Une loi existante sur l’égalité sexuelle dispose que toute organisation se doit d’avoir sa propre politique en matière de harcèlement, mais aucune sanction ne frappe celles qui n’en ont pas.

« Nous devons légiférer contre le harcèlement sexuel afin de garantir la sécurité des femmes », estime une responsable politique, Oyundari Navaan-Yunden.

Les affaires de harcèlement sont traitées par la Commission nationale des droits de l’Homme (CNDH). Mais Togookhuu Ikhtamir, qui dirige son service des plaintes, juge le système inadapté.

A titre d’exemple, elle raconte que l’implication de la Commission a entraîné la démission d’un employeur qui avait agressé une de ses salariées. Mais l’homme n’a fait l’objet d’aucune poursuite judiciaire. L’affaire s’est ébruitée après que la victime eut été frappée par son mari, qui l’a accusée d’avoir une aventure extraconjugale…

– Echappée de justesse –

Le mal semble pourtant fort répandu dans le pays de 3 millions d’habitants, coincé entre Chine et Russie. Pas moins de 63% des femmes ont affirmé avoir déjà été victimes de harcèlement sexuel de la part d’un supérieur hiérarchique, selon une étude effectuée par la CNDH en 2017.

Or, « il n’y a aucune législation qui prévoit des dédommagements pour les victimes », soupire Mme Togookhuu, qui estime que cela dissuade ces dernières de dénoncer leur agresseur.

Malgré l’affaire Odbayar, les militants de la cause des femmes ne sont pas au bout de leurs peines.

Le scandale entourant le président de la Cour suprême a divisé la société. Sur les réseaux sociaux, certains commentateurs ont estimé qu’il aurait mieux fait de s’en prendre à une hôtesse de l’air mongole pour éviter des soucis.

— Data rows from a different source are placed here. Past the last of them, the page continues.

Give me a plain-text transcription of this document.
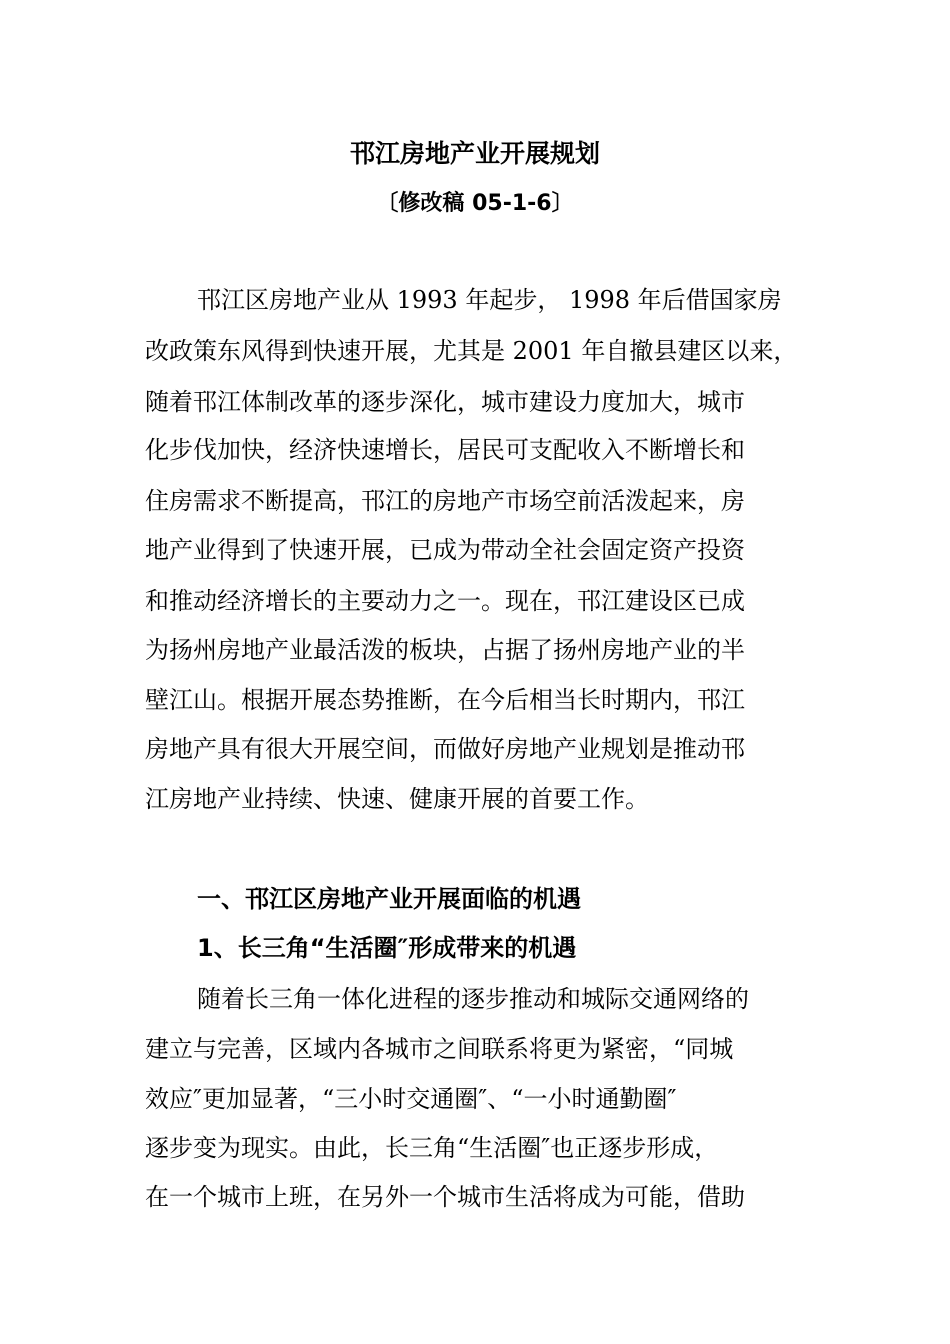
邗江房地产业开展规划
〔修改稿 05-1-6〕
邗江区房地产业从 1993 年起步， 1998 年后借国家房
改政策东风得到快速开展，尤其是 2001 年自撤县建区以来，
随着邗江体制改革的逐步深化，城市建设力度加大，城市
化步伐加快，经济快速增长，居民可支配收入不断增长和
住房需求不断提高，邗江的房地产市场空前活泼起来，房
地产业得到了快速开展，已成为带动全社会固定资产投资
和推动经济增长的主要动力之一。现在，邗江建设区已成
为扬州房地产业最活泼的板块，占据了扬州房地产业的半
壁江山。根据开展态势推断，在今后相当长时期内，邗江
房地产具有很大开展空间，而做好房地产业规划是推动邗
江房地产业持续、快速、健康开展的首要工作。
一、邗江区房地产业开展面临的机遇
1、长三角“生活圈″形成带来的机遇
随着长三角一体化进程的逐步推动和城际交通网络的
建立与完善，区域内各城市之间联系将更为紧密，“同城
效应″更加显著，“三小时交通圈″、“一小时通勤圈″
逐步变为现实。由此，长三角“生活圈″也正逐步形成，
在一个城市上班，在另外一个城市生活将成为可能，借助
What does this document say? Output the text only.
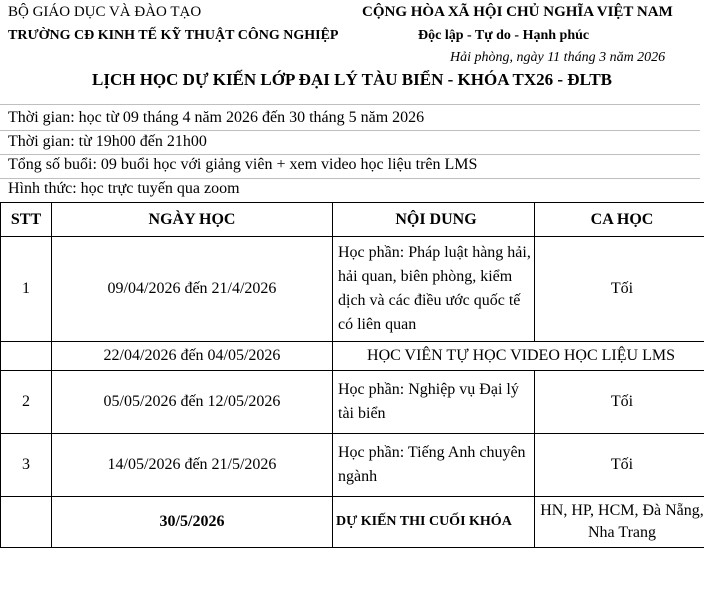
BỘ GIÁO DỤC VÀ ĐÀO TẠO
TRƯỜNG CĐ KINH TẾ KỸ THUẬT CÔNG NGHIỆP
CỘNG HÒA XÃ HỘI CHỦ NGHĨA VIỆT NAM
Độc lập - Tự do - Hạnh phúc
Hải phòng, ngày 11 tháng 3 năm 2026
LỊCH HỌC DỰ KIẾN LỚP ĐẠI LÝ TÀU BIỂN - KHÓA TX26 - ĐLTB
Thời gian: học từ 09 tháng 4 năm 2026 đến 30 tháng 5 năm 2026
Thời gian: từ 19h00 đến 21h00
Tổng số buổi: 09 buổi học với giảng viên + xem video học liệu trên LMS
Hình thức: học trực tuyến qua zoom
STT	NGÀY HỌC	NỘI DUNG	CA HỌC
1	09/04/2026 đến 21/4/2026	Học phần: Pháp luật hàng hải, hải quan, biên phòng, kiểm dịch và các điều ước quốc tế có liên quan	Tối
	22/04/2026 đến 04/05/2026	HỌC VIÊN TỰ HỌC VIDEO HỌC LIỆU LMS	
2	05/05/2026 đến 12/05/2026	Học phần: Nghiệp vụ Đại lý tài biển	Tối
3	14/05/2026 đến 21/5/2026	Học phần: Tiếng Anh chuyên ngành	Tối
	30/5/2026	DỰ KIẾN THI CUỐI KHÓA	HN, HP, HCM, Đà Nẵng, Nha Trang
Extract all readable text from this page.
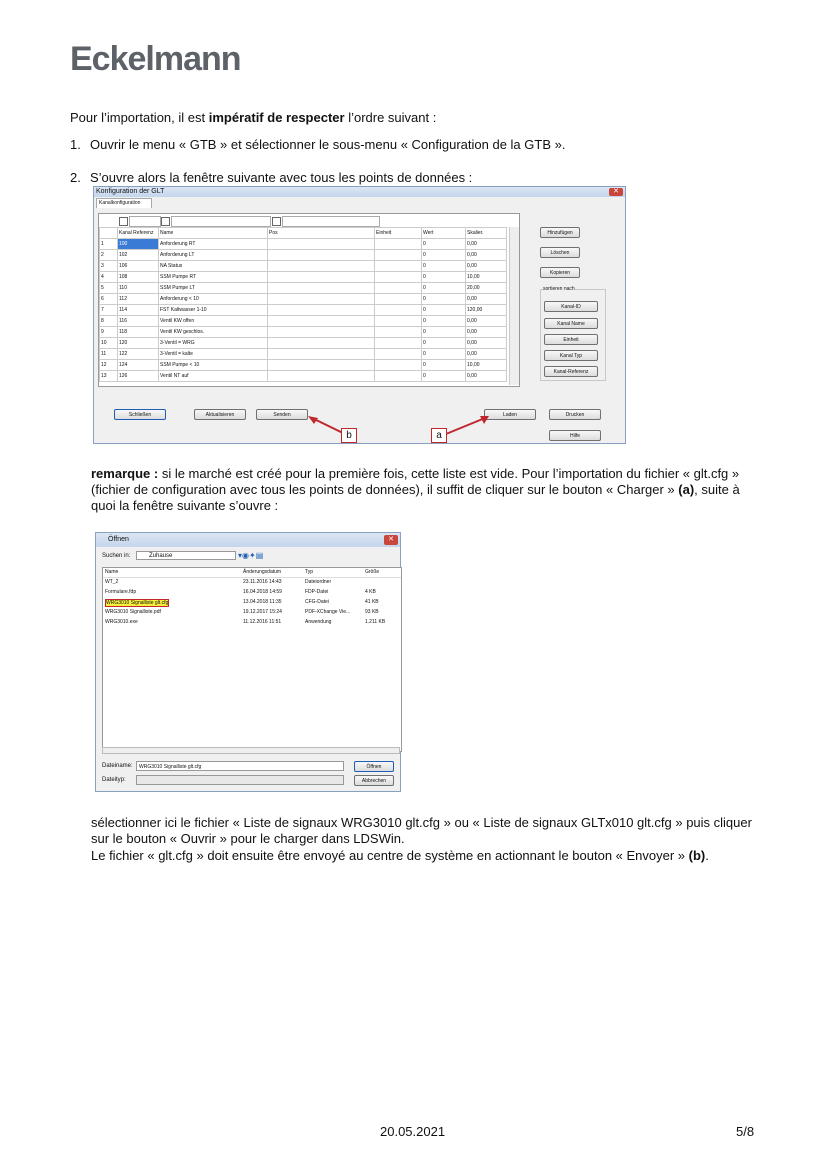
Eckelmann
Pour l’importation, il est impératif de respecter l’ordre suivant :
1. Ouvrir le menu « GTB » et sélectionner le sous-menu « Configuration de la GTB ».
2. S’ouvre alors la fenêtre suivante avec tous les points de données :
Konfiguration der GLT	✕
Kanalkonfiguration
	Kanal Referenz	Name	Pos	Einheit	Wert	Skalier.
1	100	Anforderung RT			0	0,00
2	102	Anforderung LT			0	0,00
3	106	NA Status			0	0,00
4	108	SSM Pumpe RT			0	10,00
5	110	SSM Pumpe LT			0	20,00
6	112	Anforderung < 10			0	0,00
7	114	FST Kaltwasser 1-10			0	120,00
8	116	Ventil KW offen			0	0,00
9	118	Ventil KW geschlos.			0	0,00
10	120	3-Ventil = WRG			0	0,00
11	122	3-Ventil = kalte			0	0,00
12	124	SSM Pumpe < 10			0	10,00
13	126	Ventil NT auf			0	0,00
Hinzufügen
Löschen
Kopieren
sortieren nach
Kanal-ID
Kanal Name
Einheit
Kanal Typ
Kanal-Referenz
Schließen	Aktualisieren	Senden	Laden	Drucken
Hilfe
b	a
remarque : si le marché est créé pour la première fois, cette liste est vide. Pour l’importation du fichier « glt.cfg » (fichier de configuration avec tous les points de données), il suffit de cliquer sur le bouton « Charger » (a), suite à quoi la fenêtre suivante s’ouvre :
Öffnen	✕
Suchen in:	Zuhause	▾◉✦▤
Name	Änderungsdatum	Typ	Größe
WT_2	23.11.2016 14:43	Dateiordner
Formulare.fdp	16.04.2018 14:59	FDP-Datei	4 KB
WRG3010 Signalliste glt.cfg	13.04.2018 11:35	CFG-Datei	41 KB
WRG3010 Signalliste.pdf	19.12.2017 15:24	PDF-XChange Vie...	93 KB
WRG3010.exe	11.12.2016 11:51	Anwendung	1.211 KB
Dateiname:	WRG3010 Signalliste glt.cfg
Dateityp:
Öffnen
Abbrechen
sélectionner ici le fichier « Liste de signaux WRG3010 glt.cfg » ou « Liste de signaux GLTx010 glt.cfg » puis cliquer sur le bouton « Ouvrir » pour le charger dans LDSWin.
Le fichier « glt.cfg » doit ensuite être envoyé au centre de système en actionnant le bouton « Envoyer » (b).
20.05.2021	5/8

L’affaire a aussi décidé des femmes à faire partager leur calvaire sur les réseaux sociaux.

L’une d’elles a raconté à l’AFP qu’elle avait échappé de peu à un viol il y a 12 ans, après avoir été harcelée par son patron qui lui infligeait des heures supplémentaires tant qu’elle refusait ses avances.

Un soir, l’homme la convoque dans son bureau, baisse son pantalon et se jette sur elle. « Heureusement, une collègue m’a entendue crier, ce qui l’a arrêté », témoigne-t-elle. « Après ça je n’ai plus jamais voulu faire carrière ».